Details from multiple independent investigations show that the attackers attempted to breach two combined heat and power plants and sever the digital communication links that tie distributed renewable energy sources—such as wind turbines and solar installations—into the broader power network. By disrupting both centralized plants and the increasingly interconnected renewable management systems, the operation had the potential to cause significant outages across large swaths of the country. Local reporting suggested that as many as half a million homes might have lost power or heat if the attack had succeeded, underscoring the gravity of the threat and the timing, which came during a period of severe winter weather.

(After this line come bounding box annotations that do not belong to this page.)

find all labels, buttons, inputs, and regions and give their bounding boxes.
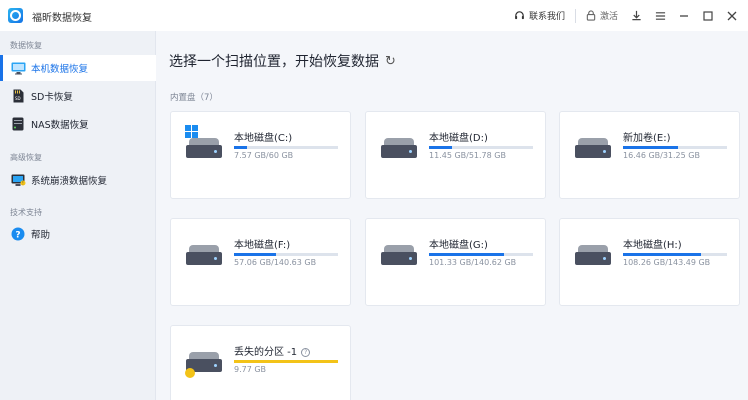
windows-icon <box>185 125 199 139</box>
drive-size: 57.06 GB/140.63 GB <box>234 258 317 267</box>
drive-card-lost-partition[interactable]: 丢失的分区 -1? 9.77 GB <box>170 325 351 400</box>
hard-drive-icon <box>575 138 611 160</box>
divider <box>574 8 576 23</box>
activate-label: 激活 <box>599 12 618 22</box>
drive-size: 9.77 GB <box>234 365 267 374</box>
nas-icon <box>10 116 26 132</box>
question-mark-icon[interactable]: ? <box>301 347 311 357</box>
sd-card-icon: SD <box>10 88 26 104</box>
hard-drive-icon <box>575 245 611 267</box>
drive-card-h[interactable]: 本地磁盘(H:) 108.26 GB/143.49 GB <box>559 218 740 306</box>
sidebar-item-local-recovery[interactable]: 本机数据恢复 <box>0 55 156 81</box>
drive-usage-bar <box>234 146 338 149</box>
title-bar: 福昕数据恢复 联系我们 激活 <box>0 0 748 31</box>
lock-icon <box>586 10 596 21</box>
hard-drive-icon <box>381 138 417 160</box>
svg-text:?: ? <box>15 231 20 241</box>
section-label-support: 技术支持 <box>10 208 42 217</box>
drive-card-e[interactable]: 新加卷(E:) 16.46 GB/31.25 GB <box>559 111 740 199</box>
app-logo-icon <box>8 8 23 23</box>
hard-drive-icon <box>381 245 417 267</box>
contact-us-button[interactable]: 联系我们 <box>508 0 571 31</box>
system-crash-icon: ! <box>10 172 26 188</box>
monitor-icon <box>10 60 26 76</box>
close-button[interactable] <box>720 0 744 31</box>
close-icon <box>727 11 737 20</box>
sidebar-item-system-crash[interactable]: ! 系统崩溃数据恢复 <box>0 167 156 193</box>
lost-partition-badge-icon <box>185 368 195 378</box>
refresh-icon[interactable]: ↻ <box>385 54 396 69</box>
sidebar-item-label: 本机数据恢复 <box>31 64 89 75</box>
drive-size: 16.46 GB/31.25 GB <box>623 151 700 160</box>
svg-text:!: ! <box>22 180 24 185</box>
minimize-button[interactable] <box>672 0 696 31</box>
activate-button[interactable]: 激活 <box>580 0 624 31</box>
app-title: 福昕数据恢复 <box>32 13 92 24</box>
drive-size: 108.26 GB/143.49 GB <box>623 258 711 267</box>
drive-usage-bar <box>623 253 727 256</box>
sidebar-item-label: 系统崩溃数据恢复 <box>31 176 108 187</box>
drive-card-g[interactable]: 本地磁盘(G:) 101.33 GB/140.62 GB <box>365 218 546 306</box>
page-title-text: 选择一个扫描位置，开始恢复数据 <box>169 54 379 70</box>
sidebar-item-nas[interactable]: NAS数据恢复 <box>0 111 156 137</box>
drive-name: 本地磁盘(F:) <box>234 240 291 251</box>
headset-icon <box>515 11 524 20</box>
drive-name: 本地磁盘(H:) <box>623 240 682 251</box>
drive-card-f[interactable]: 本地磁盘(F:) 57.06 GB/140.63 GB <box>170 218 351 306</box>
drive-usage-bar <box>234 253 338 256</box>
drive-usage-bar <box>234 360 338 363</box>
drive-name: 丢失的分区 -1? <box>234 343 311 358</box>
sidebar-item-help[interactable]: ? 帮助 <box>0 221 156 247</box>
minimize-icon <box>680 14 688 17</box>
hard-drive-icon <box>186 245 222 267</box>
sidebar-item-label: SD卡恢复 <box>31 92 73 103</box>
drive-size: 11.45 GB/51.78 GB <box>429 151 506 160</box>
section-label-advanced: 高级恢复 <box>10 153 42 162</box>
drive-name: 本地磁盘(G:) <box>429 240 488 251</box>
sidebar: 数据恢复 本机数据恢复 SD SD卡恢复 NAS数据恢复 高级恢复 ! 系统崩溃… <box>0 31 156 400</box>
maximize-icon <box>703 10 713 21</box>
drive-name: 本地磁盘(D:) <box>429 133 488 144</box>
menu-icon <box>655 11 665 20</box>
menu-button[interactable] <box>648 0 672 31</box>
svg-text:SD: SD <box>15 96 21 101</box>
hard-drive-icon <box>186 138 222 160</box>
page-title: 选择一个扫描位置，开始恢复数据 ↻ <box>169 51 396 71</box>
maximize-button[interactable] <box>696 0 720 31</box>
sidebar-item-label: 帮助 <box>31 230 51 241</box>
drive-name: 新加卷(E:) <box>623 133 671 144</box>
download-button[interactable] <box>624 0 648 31</box>
contact-us-label: 联系我们 <box>528 12 565 22</box>
drive-size: 7.57 GB/60 GB <box>234 151 294 160</box>
help-icon: ? <box>10 226 26 242</box>
drive-usage-bar <box>429 146 533 149</box>
drive-size: 101.33 GB/140.62 GB <box>429 258 517 267</box>
sidebar-item-sd-card[interactable]: SD SD卡恢复 <box>0 83 156 109</box>
drive-card-c[interactable]: 本地磁盘(C:) 7.57 GB/60 GB <box>170 111 351 199</box>
download-icon <box>631 10 641 21</box>
drive-group-label: 内置盘（7） <box>170 93 218 103</box>
main-panel: 选择一个扫描位置，开始恢复数据 ↻ 内置盘（7） 本地磁盘(C:) 7.57 G… <box>157 31 748 400</box>
sidebar-item-label: NAS数据恢复 <box>31 120 89 131</box>
drive-usage-bar <box>623 146 727 149</box>
drive-card-d[interactable]: 本地磁盘(D:) 11.45 GB/51.78 GB <box>365 111 546 199</box>
drive-usage-bar <box>429 253 533 256</box>
drive-name: 本地磁盘(C:) <box>234 133 293 144</box>
section-label-data-recovery: 数据恢复 <box>10 41 42 50</box>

Despite the sophistication and potential severity, Polish cybersecurity defenses and international cooperation thwarted the attackers before any widespread outages occurred. Polish Prime Minister Donald Tusk publicly affirmed that at no point was critical infrastructure truly compromised, a point echoed by ESET researchers who noted that they are “not aware of any successful disruption” resulting from the incident. Still, officials in Warsaw have been forthright in assigning responsibility to Russian state actors and have stressed the need for robust, updated digital defenses.
The attack’s linkage to Sandworm is significant because that group has a nearly decade-long history of high-impact cyber warfare, including notorious operations against Ukraine’s energy grid that resulted in real blackouts. The timing of this attempt—almost exactly ten years after a similar operation against Ukraine—has raised alarms in security circles and among NATO members. It serves as a stark reminder that cyber warfare is not an abstract threat but a strategic tool that can be wielded to target allies’ essential services. In response, Poland has signaled its intention to enhance national cybersecurity legislation and invest in stronger protective measures to guard against future incursions from hostile nation-state actors. As energy grids grow more complex and integrated, particularly with renewable and IoT-connected systems, the potential attack surface expands, making heightened preparedness and resilience an urgent priority for governments and private operators alike. The ability to attribute these attacks quickly and accurately will remain critical for deterrence, international cooperation, and the development of effective defensive postures in an age where cyber conflict increasingly parallels traditional military confrontation on the geopolitical stage.